In recent days we started hearing a lot about Quantum Computing and how it will change the world the way it getting operated now. We also started seeing a discussion about how it will impact cybersecurity from both hacker’s point of view and organizational defence point of view.
When we think about security, the first line of defence is cryptography. This is most wildly used security major to protect data when it is moving across the network or it is stored for future use. When we see that green lock in front of any browsing link we rest assure our transactions, maybe it is e-commerce site purchase or checking e-mail, is protected from the prying eyes of hackers. The algorithm used for this kind of encryption is the public key algorithm.
Now imagine 20 years from now there is the big headline, all the public key cryptography controls used in government, banking industry and internet are broken by the power of quantum computers … how much panic this will create ..our confidence in using the internet will be stifled…
Quantum computing research is growing exponentially, sooner than later we will have commercially available quantum computers. We cannot wait for that headline …..We have to start identifying the ways to make sure, encryption algorithms will not be impacted by quantum computing.
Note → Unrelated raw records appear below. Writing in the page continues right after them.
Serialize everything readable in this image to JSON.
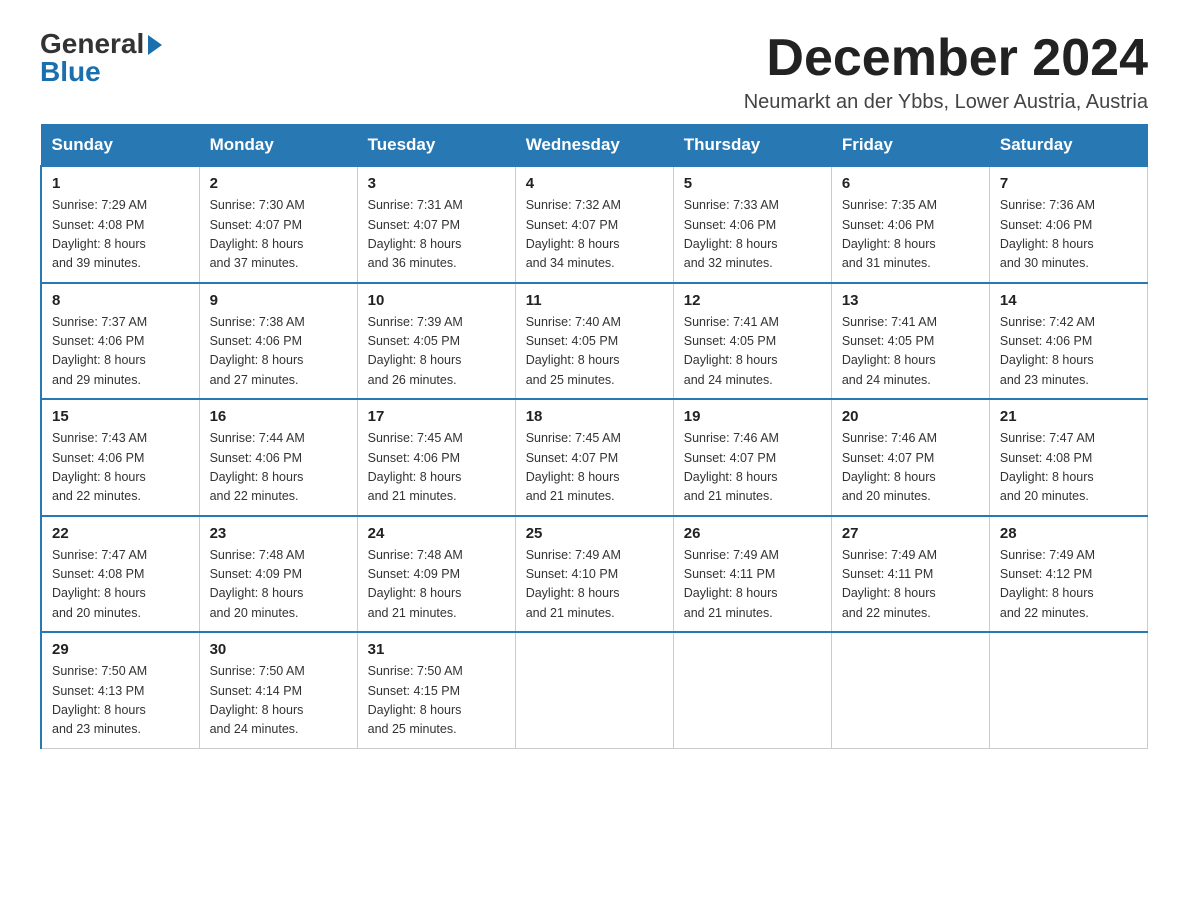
{
  "logo": {
    "general": "General",
    "blue": "Blue"
  },
  "title": "December 2024",
  "location": "Neumarkt an der Ybbs, Lower Austria, Austria",
  "headers": [
    "Sunday",
    "Monday",
    "Tuesday",
    "Wednesday",
    "Thursday",
    "Friday",
    "Saturday"
  ],
  "weeks": [
    [
      {
        "day": "1",
        "info": "Sunrise: 7:29 AM\nSunset: 4:08 PM\nDaylight: 8 hours\nand 39 minutes."
      },
      {
        "day": "2",
        "info": "Sunrise: 7:30 AM\nSunset: 4:07 PM\nDaylight: 8 hours\nand 37 minutes."
      },
      {
        "day": "3",
        "info": "Sunrise: 7:31 AM\nSunset: 4:07 PM\nDaylight: 8 hours\nand 36 minutes."
      },
      {
        "day": "4",
        "info": "Sunrise: 7:32 AM\nSunset: 4:07 PM\nDaylight: 8 hours\nand 34 minutes."
      },
      {
        "day": "5",
        "info": "Sunrise: 7:33 AM\nSunset: 4:06 PM\nDaylight: 8 hours\nand 32 minutes."
      },
      {
        "day": "6",
        "info": "Sunrise: 7:35 AM\nSunset: 4:06 PM\nDaylight: 8 hours\nand 31 minutes."
      },
      {
        "day": "7",
        "info": "Sunrise: 7:36 AM\nSunset: 4:06 PM\nDaylight: 8 hours\nand 30 minutes."
      }
    ],
    [
      {
        "day": "8",
        "info": "Sunrise: 7:37 AM\nSunset: 4:06 PM\nDaylight: 8 hours\nand 29 minutes."
      },
      {
        "day": "9",
        "info": "Sunrise: 7:38 AM\nSunset: 4:06 PM\nDaylight: 8 hours\nand 27 minutes."
      },
      {
        "day": "10",
        "info": "Sunrise: 7:39 AM\nSunset: 4:05 PM\nDaylight: 8 hours\nand 26 minutes."
      },
      {
        "day": "11",
        "info": "Sunrise: 7:40 AM\nSunset: 4:05 PM\nDaylight: 8 hours\nand 25 minutes."
      },
      {
        "day": "12",
        "info": "Sunrise: 7:41 AM\nSunset: 4:05 PM\nDaylight: 8 hours\nand 24 minutes."
      },
      {
        "day": "13",
        "info": "Sunrise: 7:41 AM\nSunset: 4:05 PM\nDaylight: 8 hours\nand 24 minutes."
      },
      {
        "day": "14",
        "info": "Sunrise: 7:42 AM\nSunset: 4:06 PM\nDaylight: 8 hours\nand 23 minutes."
      }
    ],
    [
      {
        "day": "15",
        "info": "Sunrise: 7:43 AM\nSunset: 4:06 PM\nDaylight: 8 hours\nand 22 minutes."
      },
      {
        "day": "16",
        "info": "Sunrise: 7:44 AM\nSunset: 4:06 PM\nDaylight: 8 hours\nand 22 minutes."
      },
      {
        "day": "17",
        "info": "Sunrise: 7:45 AM\nSunset: 4:06 PM\nDaylight: 8 hours\nand 21 minutes."
      },
      {
        "day": "18",
        "info": "Sunrise: 7:45 AM\nSunset: 4:07 PM\nDaylight: 8 hours\nand 21 minutes."
      },
      {
        "day": "19",
        "info": "Sunrise: 7:46 AM\nSunset: 4:07 PM\nDaylight: 8 hours\nand 21 minutes."
      },
      {
        "day": "20",
        "info": "Sunrise: 7:46 AM\nSunset: 4:07 PM\nDaylight: 8 hours\nand 20 minutes."
      },
      {
        "day": "21",
        "info": "Sunrise: 7:47 AM\nSunset: 4:08 PM\nDaylight: 8 hours\nand 20 minutes."
      }
    ],
    [
      {
        "day": "22",
        "info": "Sunrise: 7:47 AM\nSunset: 4:08 PM\nDaylight: 8 hours\nand 20 minutes."
      },
      {
        "day": "23",
        "info": "Sunrise: 7:48 AM\nSunset: 4:09 PM\nDaylight: 8 hours\nand 20 minutes."
      },
      {
        "day": "24",
        "info": "Sunrise: 7:48 AM\nSunset: 4:09 PM\nDaylight: 8 hours\nand 21 minutes."
      },
      {
        "day": "25",
        "info": "Sunrise: 7:49 AM\nSunset: 4:10 PM\nDaylight: 8 hours\nand 21 minutes."
      },
      {
        "day": "26",
        "info": "Sunrise: 7:49 AM\nSunset: 4:11 PM\nDaylight: 8 hours\nand 21 minutes."
      },
      {
        "day": "27",
        "info": "Sunrise: 7:49 AM\nSunset: 4:11 PM\nDaylight: 8 hours\nand 22 minutes."
      },
      {
        "day": "28",
        "info": "Sunrise: 7:49 AM\nSunset: 4:12 PM\nDaylight: 8 hours\nand 22 minutes."
      }
    ],
    [
      {
        "day": "29",
        "info": "Sunrise: 7:50 AM\nSunset: 4:13 PM\nDaylight: 8 hours\nand 23 minutes."
      },
      {
        "day": "30",
        "info": "Sunrise: 7:50 AM\nSunset: 4:14 PM\nDaylight: 8 hours\nand 24 minutes."
      },
      {
        "day": "31",
        "info": "Sunrise: 7:50 AM\nSunset: 4:15 PM\nDaylight: 8 hours\nand 25 minutes."
      },
      null,
      null,
      null,
      null
    ]
  ]
}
In this article, we will discuss how quantum computing will impact cryptography, what is Post-Quantum Cryptography (PQC) and current challenge post-quantum cryptography will have to face.
Impact of Quantum Computing on Current Cryptography
“There is a 1 in 7 chance that some fundamental public-key crypto will be broken by quantum by 2026, and a 1 in 2 chance of the same by 2031.” – Dr. Michele Mosca, U. of Waterloo
The currently used, most popular cryptography algorithms security relies on one of three hard mathematical problems: the integer factorization problem, the discrete logarithm problem and/or the elliptic-curve discrete logarithm. With speed of quantum computing, these encryption keys can be broken down easily. Please refer my previous blog “How Quantum Computing Will Impact Cyber Security” for more on quantum proof encryption.
“For public key cryptography, the damage from the quantum computer will be catastrophic,” Lily Chen, mathematician, and leader of the National Institute of Standards and Technology’s Cryptographic Technology Group
This raises the obvious question, what cryptosystems to use after quantum computers are built?
What is Post-Quantum Cryptography (PQC)?
As per the Wikipedia, the definition is “Post-quantum cryptography refers to cryptographic algorithms (usually public-key algorithms) that are thought to be secure against an attack by a quantum computer.”
Post-quantum cryptography is, remaining secure assuming that hackers are having quantum computers. The cryptosystems should be able to scramble and unscramble data in such a way that quantum computers will not able to break the algorithms. The challenge for post-quantum cryptography is not only withstanding the speed of quantum computing but it is usability and gaining the confidence of users.
Challenges – Quantum Proof Cryptography…
Confidence – In classical cryptography there are algorithms like Merkle’s hash-tree public signature key and McEliece’s hidden-Goppa code public key encryption, though much stronger than RSA or DSA were not used widely as these were not able to gain the confidence of cryptosystem vendors. To build the confidence crypto analyst needs to get time to build the systems and test the algorithms.Also, require significant public engagement to assure trust in the algorithms.
Time to standardize – The current public key cryptography took almost 20 years from the publishing of the paper on cryptography to make it standard and use it in daily life. Though the technologies are evolving fast it will still take time to evaluate all proposed algorithms for their use in the current environment as well as effectiveness in the post-quantum era. As a part of the first-round submission, NIST has received 69 proposals for the Quantum proof cryptography
Usability and interoperability – We need to adapt to the many new ways to implement and use the PQC as well face the uncertainty about the security for quite some till we start trusting the protection provided by new standard PQC. We also must pay attention to the problems such as decryption failure, key exchange and answer following questions from the usability and interoperability point of view.
Is it possible to implement Standardized post-quantum cryptography in “classical” platforms?
How to limit communication bandwidth for the extremely processing constrained devices and can respond to resource intensive PQC ?
Can we allowed and is it feasible to have parallel implementations? Keeping existing encryption and implement PQC?
To Sum it up …..
We are not foreseeing the impact of quantum computing in immediate future but we have a lot of homework to be done to prepare for PQC.
The encrypted data which required to preserve coz of the regulatory requirements need to be protected using quantum proof cryptography.
Organizations like NIST are working on standardizing the PQC algorithms. These algorithms need to be tested in the real-life environment to deal with the challenges mentioned above. To get the PQC algorithms accepted we cannot ignore the time and efforts required to generate the awareness.